Another reason to document well what derivation path a wallet uses when it's not any common standard derivation path.


Does any such tool exist to extensively search through derivation path branches? I can't remember ever having seen such an option, maybe because it gets unfeasible pretty quickly.

[shivam72]

I had created a mnemonic seed and address using MMGEN wallet but forgot to store the mnemonic seed, but did store the bip 32 root key by using the mnemonic seed on Ian colmen

Now I want to derive the same address using a derivation path and bip 32 root key. can you please tell me what would be the derivation path, since it is mentioned in the wiki, that the wallet is deterministically deriving its keys, but uses a non-hierarchical scheme differing from the BIP32.

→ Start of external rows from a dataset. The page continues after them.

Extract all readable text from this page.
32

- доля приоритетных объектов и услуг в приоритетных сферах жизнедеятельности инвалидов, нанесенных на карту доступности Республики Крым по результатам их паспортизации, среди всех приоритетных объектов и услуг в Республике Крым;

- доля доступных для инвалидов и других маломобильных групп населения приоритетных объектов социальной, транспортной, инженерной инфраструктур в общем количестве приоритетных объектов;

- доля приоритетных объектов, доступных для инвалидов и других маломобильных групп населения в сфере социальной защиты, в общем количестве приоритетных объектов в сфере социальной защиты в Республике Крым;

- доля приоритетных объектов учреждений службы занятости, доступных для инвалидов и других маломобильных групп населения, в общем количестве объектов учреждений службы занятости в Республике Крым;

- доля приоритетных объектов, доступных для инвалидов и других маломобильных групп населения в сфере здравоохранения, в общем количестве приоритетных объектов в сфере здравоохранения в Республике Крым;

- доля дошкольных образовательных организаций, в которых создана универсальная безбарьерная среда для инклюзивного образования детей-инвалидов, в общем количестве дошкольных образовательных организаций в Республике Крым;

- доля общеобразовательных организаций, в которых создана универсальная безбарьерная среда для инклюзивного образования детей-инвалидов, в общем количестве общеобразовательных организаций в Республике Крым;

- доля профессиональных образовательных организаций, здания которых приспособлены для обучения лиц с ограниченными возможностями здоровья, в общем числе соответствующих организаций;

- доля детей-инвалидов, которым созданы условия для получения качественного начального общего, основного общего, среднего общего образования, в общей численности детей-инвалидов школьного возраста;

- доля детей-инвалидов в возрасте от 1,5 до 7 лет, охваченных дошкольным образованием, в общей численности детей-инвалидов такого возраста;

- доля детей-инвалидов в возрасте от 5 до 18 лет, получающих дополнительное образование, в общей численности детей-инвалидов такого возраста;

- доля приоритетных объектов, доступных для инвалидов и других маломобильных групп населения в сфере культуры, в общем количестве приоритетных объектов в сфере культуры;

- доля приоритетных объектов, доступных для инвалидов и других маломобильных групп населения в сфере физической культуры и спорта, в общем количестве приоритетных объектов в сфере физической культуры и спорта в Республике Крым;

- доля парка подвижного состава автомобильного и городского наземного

Please help me if anyone has any idea which derivation path they are using.

[nc50lc]

-snip- but did store the bip 32 root key by using the mnemonic seed on Ian colmen

Based on that tool's labeling, the "bip32 root key" that you have is the "master private key" derived from your mnemonic via BIP39 standard.

Unfortunately, upon looking at: Recovering-Your-Keys-Without-the-MMGen-Wallet-Software.md
That wallet isn't utilizing variants of BIP32 derivation like BIP44 or BIP84, etc. or even BIP39.

Firstly, derivation of the seed (binary seed) from the mnemonic phrase (seed phrase) is not the same as BIP39 (Converting an MMGen mnemonic to hexadecimal format)
So, your xprv that's derived using IanColeman's BIP39 tool wont be of any use since it can't be used retrieve the binary seed since it's already an output of a "one-way hash function".

Secondly, even if there's a possibility (which is extremely hard that it's deemed impossible);
The binary seed used to create that xprv key is a product of BIP39's mnemonic seed to seed algorithm which is entirely different from mmgen's algorithm. (refer to 'mnemonic to hex' link above)
So it's not what you've used in mmgen.

And lastly, they have their own method of "scrambling" the 'binary seed' depending on the target cryptocurrency.
They do not use "derivation path" like any standard wallet does.

TL;DR: In other words, you either need the mnemonic phrase (words) or binary seed in hex format to retrieve your bitcoins.